Replication continues in DNA-damaged embryos (top) unless translesion synthesis is blocked (bottom).

On page 999, Holway et al. reveal that worm embryos would rather risk genomic mutation than disturb the timing of cell division. DNA damage–induced checkpoints, the group finds, are silenced during early embryogenesis.

The need for the silencing arises because of the importance of timing in embryogenesis. At the worm's two-cell stage, for instance, a two-minute lag between the division times of the two cells is needed for germ line formation. Embryogenesis fails if this lag is extended, as would be expected upon DNA damage.

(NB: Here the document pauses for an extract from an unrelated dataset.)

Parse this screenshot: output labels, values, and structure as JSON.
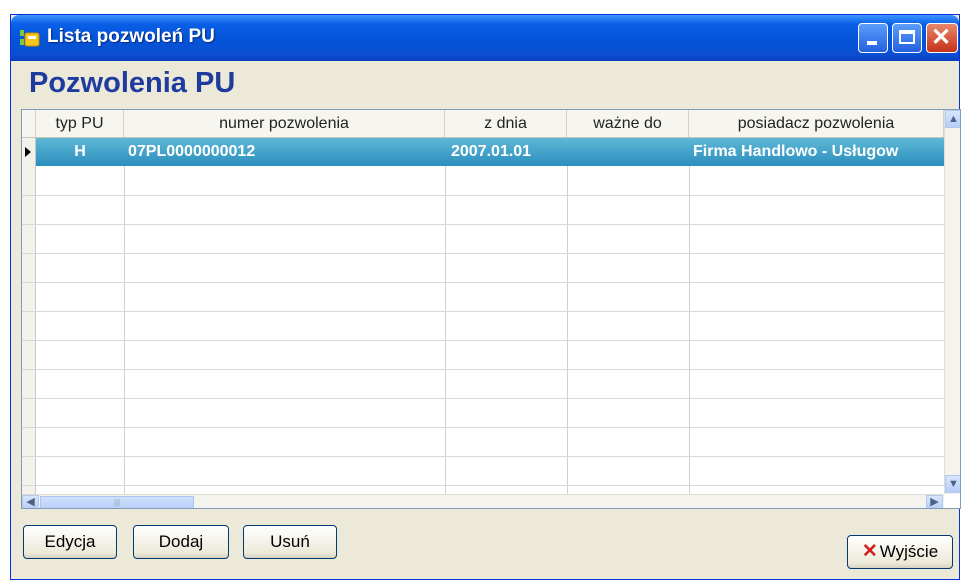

Holway and colleagues found, however, that genomic damage from UV or MMS treatments did not stall division in worm embryos. In somatic cells, DNA lesions block the progress of replication forks, whose stalling initiates the damage checkpoint. But replication forks advanced directly through the lesions in the embryos. This bypass required a translesion polymerase called Polh-1, which is able to synthesize DNA opposite damaged bases. The high expression levels of Polh-1 in embryos might at least partly explain their unusual ability to silence the checkpoint.

Fly and frog embryos do not actively silence the DNA damage checkpoint; mammalian systems have not yet been tested. Based on these findings, however, one might speculate that tumor cells that are resistant to chemotherapy might have acquired a heightened capacity for translesion synthesis.